A white supremacist who helped organise the controversial 'Unite the Right' event in Charlottesville has been booted off a popular dating site.

Chris Cantwell was the subject of a Vice News documentary on the neo-Nazi gathering, which ended in violence when an anti-fascist protester was deliberately run over.

In the documentary, Mr Cantwell eagerly showed off his weapons, spoke about the so-called alt-right movement's goals and said he considered it a "plus" that one of the protesters was killed, but none of the Nazis were.

Mr Cantwell doesn't appear to be handling his newfound fame very well. On Thursday (US time) he uploaded a teary video in which he admitted committing violence, but only in self-defence, and said he was prepared to go to jail - though claiming he'd done nothing wrong.

And now he's been banned from OkCupid, a dating site in the US which claims to have millions of members.

"OkCupid has zero tolerance for racism. We make a lot of decisions every day that are tough. Banning Christopher Cantwell was not one of them," CEO Elie Seidma said in a statement.

"There is no room for hate when you're looking for love," the company said on Twitter.

Mr Cantwell also said in a blog post he had been booted from Facebook, Paypal, YouTube and Instagram.

"I cannot even watch the Vice News video about me, since one must log in to view age restricted content," he wrote.

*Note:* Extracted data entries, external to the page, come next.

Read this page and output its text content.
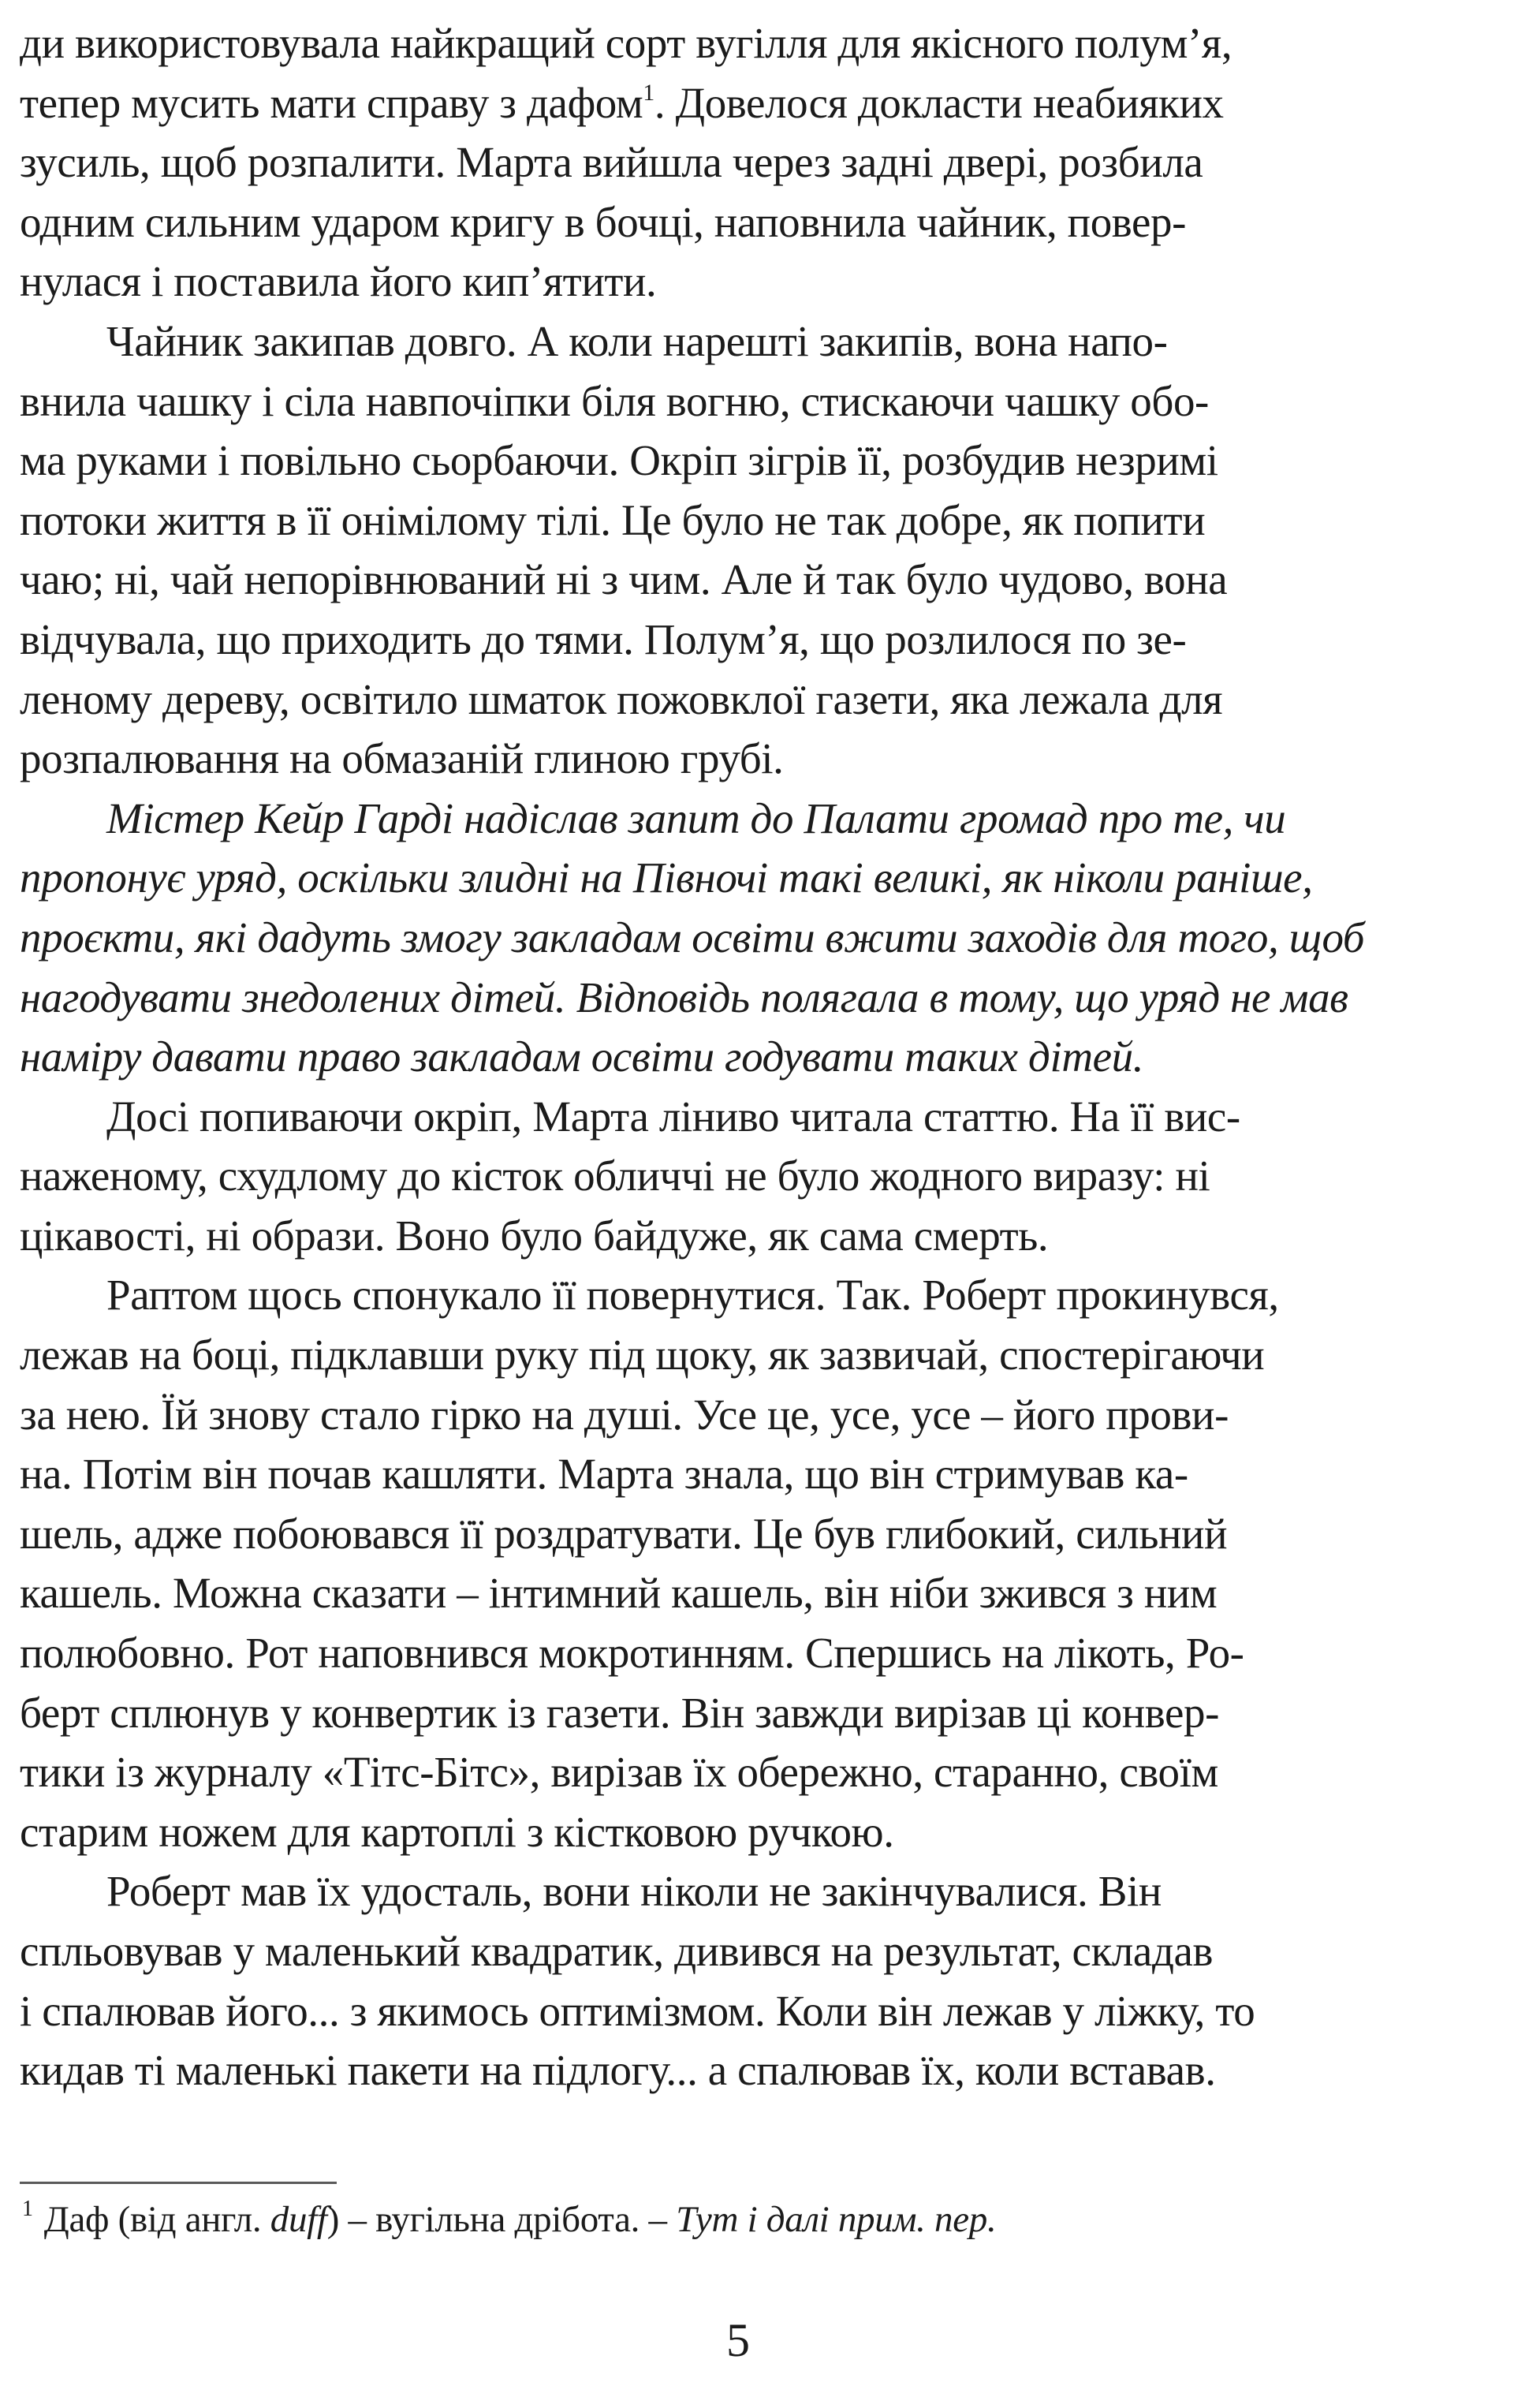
ди використовувала найкращий сорт вугілля для якісного полум’я,
тепер мусить мати справу з дафом$^1$. Довелося докласти неабияких
зусиль, щоб розпалити. Марта вийшла через задні двері, розбила
одним сильним ударом кригу в бочці, наповнила чайник, повер-
нулася і поставила його кип’ятити.
Чайник закипав довго. А коли нарешті закипів, вона напо-
внила чашку і сіла навпочіпки біля вогню, стискаючи чашку обо-
ма руками і повільно сьорбаючи. Окріп зігрів її, розбудив незримі
потоки життя в її онімілому тілі. Це було не так добре, як попити
чаю; ні, чай непорівнюваний ні з чим. Але й так було чудово, вона
відчувала, що приходить до тями. Полум’я, що розлилося по зе-
леному дереву, освітило шматок пожовклої газети, яка лежала для
розпалювання на обмазаній глиною грубі.
Містер Кейр Гарді надіслав запит до Палати громад про те, чи
пропонує уряд, оскільки злидні на Півночі такі великі, як ніколи раніше,
проєкти, які дадуть змогу закладам освіти вжити заходів для того, щоб
нагодувати знедолених дітей. Відповідь полягала в тому, що уряд не мав
наміру давати право закладам освіти годувати таких дітей.
Досі попиваючи окріп, Марта ліниво читала статтю. На її вис-
наженому, схудлому до кісток обличчі не було жодного виразу: ні
цікавості, ні образи. Воно було байдуже, як сама смерть.
Раптом щось спонукало її повернутися. Так. Роберт прокинувся,
лежав на боці, підклавши руку під щоку, як зазвичай, спостерігаючи
за нею. Їй знову стало гірко на душі. Усе це, усе, усе – його прови-
на. Потім він почав кашляти. Марта знала, що він стримував ка-
шель, адже побоювався її роздратувати. Це був глибокий, сильний
кашель. Можна сказати – інтимний кашель, він ніби зжився з ним
полюбовно. Рот наповнився мокротинням. Спершись на лікоть, Ро-
берт сплюнув у конвертик із газети. Він завжди вирізав ці конвер-
тики із журналу «Тітс-Бітс», вирізав їх обережно, старанно, своїм
старим ножем для картоплі з кістковою ручкою.
Роберт мав їх удосталь, вони ніколи не закінчувалися. Він
спльовував у маленький квадратик, дивився на результат, складав
і спалював його... з якимось оптимізмом. Коли він лежав у ліжку, то
кидав ті маленькі пакети на підлогу... а спалював їх, коли вставав.
$^1$ Даф (від англ. duff) – вугільна дрібота. – Тут і далі прим. пер.
5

"I've been banned from Twitter so many times I don't even bother having an account."

He also once wrote a list of dating tips for women, including "if you aren't interested in sex, I'm not interested in you" and "your boundaries are complete bullshit".

Internet rejects white supremacy

There has been a crackdown on white supremacist content online following the Charlottesville incident. The Daily Stormer, a site frequented by Mr Cantwell and other white supremacists, was banned by both US domain host GoDaddy and search giant Google.

It made a brief return under a Russian domain, but was quickly taken down again because it "propagates neo-Nazi ideology and stirs up racial, national, and other forms of social discord", which is against Russian law, said media regulation official Aleksandr Zharov.

Charlottesville community members leave candles and flowers at the statue at the centre of the gathering.
Charlottesville community members leave candles and flowers at the statue at the centre of the gathering. Photo credit: Reuters

Music streaming sites Spotify and Deezer have also been removing white supremacist-themed music.

"Spotify takes immediate action to remove any such material as soon as it has been brought to our attention," the former said in a statement.

"We are glad to have been alerted to this content - and have already removed many of the bands identified today, whilst urgently reviewing the remainder."

Deezer said it "does not condone any type of discrimination or form of hate against individuals or groups because of their race, religion, gender or sexuality".

"We are in the process of swiftly and actively reviewing the content on our platform and have begun and will continue to remove any material that is in any way connected to any white supremacist movement or belief system."